= Tavşancıl =

Neighborhood in Kocaeli Province, Turkey

Tavşancıl is a neighborhood in Dilovası District, Kocaeli Province, Turkey. It is located on the north shore of the Gulf of İzmit, a few kilometers east of the Osman Gazi Bridge. Its population is 2,501 (2025).

==History==
The Tavşancıl region was conquered by the Ottomans in the early 1300s. A village called Gemiciler (“shipbuilders”) was established in the area for shipbuilding. The region was returned to the Byzantines by Süleyman Çelebi in 1403, but was then reconquered by Mehmet II in the mid-1400s. The village of Tavşancıl, also known as Kırkık, was established to support Selim I’s mosque and imaret in Istanbul.

A Tavşancıl Village Mosque existed in the 18th century (but was probably not the same as either of the two current mosques in Tavşancıl).

In 1841, the village included 141 households, with a male population of 393. The village had one imam at that time.

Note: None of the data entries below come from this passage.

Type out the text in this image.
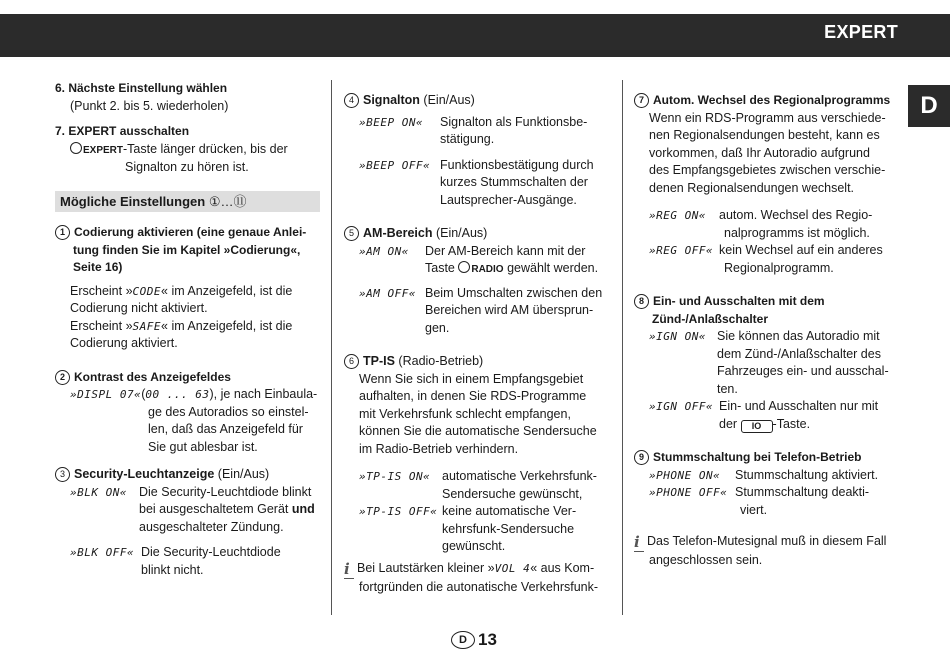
EXPERT
D

6. Nächste Einstellung wählen

(Punkt 2. bis 5. wiederholen)

7. EXPERT ausschalten

EXPERT-Taste länger drücken, bis der

Signalton zu hören ist.

Mögliche Einstellungen ①…⑪

1 Codierung aktivieren (eine genaue Anlei-

tung finden Sie im Kapitel »Codierung«,

Seite 16)

Erscheint »CODE« im Anzeigefeld, ist die

Codierung nicht aktiviert.

Erscheint »SAFE« im Anzeigefeld, ist die

Codierung aktiviert.

2 Kontrast des Anzeigefeldes

»DISPL 07« (00 ... 63), je nach Einbaula-

ge des Autoradios so einstel-

len, daß das Anzeigefeld für

Sie gut ablesbar ist.

3 Security-Leuchtanzeige (Ein/Aus)

»BLK ON« Die Security-Leuchtdiode blinkt

bei ausgeschaltetem Gerät und

ausgeschalteter Zündung.

»BLK OFF« Die Security-Leuchtdiode

blinkt nicht.

4 Signalton (Ein/Aus)

»BEEP ON«	Signalton als Funktionsbe-

stätigung.

»BEEP OFF« Funktionsbestätigung durch

kurzes Stummschalten der

Lautsprecher-Ausgänge.

5 AM-Bereich (Ein/Aus)

»AM ON«	Der AM-Bereich kann mit der

Taste RADIO gewählt werden.

»AM OFF« Beim Umschalten zwischen den

Bereichen wird AM übersprun-

gen.

6 TP-IS (Radio-Betrieb)

Wenn Sie sich in einem Empfangsgebiet

aufhalten, in denen Sie RDS-Programme

mit Verkehrsfunk schlecht empfangen,

können Sie die automatische Sendersuche

im Radio-Betrieb verhindern.

»TP-IS ON« automatische Verkehrsfunk-

Sendersuche gewünscht,

»TP-IS OFF« keine automatische Ver-

kehrsfunk-Sendersuche

gewünscht.

i Bei Lautstärken kleiner »VOL 4« aus Kom-

fortgründen die autonatische Verkehrsfunk-

7 Autom. Wechsel des Regionalprogramms

Wenn ein RDS-Programm aus verschiede-

nen Regionalsendungen besteht, kann es

vorkommen, daß Ihr Autoradio aufgrund

des Empfangsgebietes zwischen verschie-

denen Regionalsendungen wechselt.

»REG ON«	autom. Wechsel des Regio-

nalprogramms ist möglich.

»REG OFF« kein Wechsel auf ein anderes

Regionalprogramm.

8 Ein- und Ausschalten mit dem

Zünd-/Anlaßschalter

»IGN ON« Sie können das Autoradio mit

dem Zünd-/Anlaßschalter des

Fahrzeuges ein- und ausschal-

ten.

»IGN OFF« Ein- und Ausschalten nur mit

der IO -Taste.

9 Stummschaltung bei Telefon-Betrieb

»PHONE ON«	Stummschaltung aktiviert.
»PHONE OFF« Stummschaltung deakti-

viert.

i Das Telefon-Mutesignal muß in diesem Fall

angeschlossen sein.

D 13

One villager owned a black slave named Abedan.

==Historic structures==
The neighborhood features over 60 historical houses, up to 700 years old.

The Tavşancıl Central (Merkez) Mosque was built in an unknown year, but repaired during the reign of Abdülhamit II.

The Seyid Hacı Veliüddin Ağa Mosque, generally called the Tavşancıl Market (Çarşı) Mosque, was built in 1817. It was severely damaged in the 1999 earthquake, but was restored in 2013.

The neighborhood also includes a historic hamam.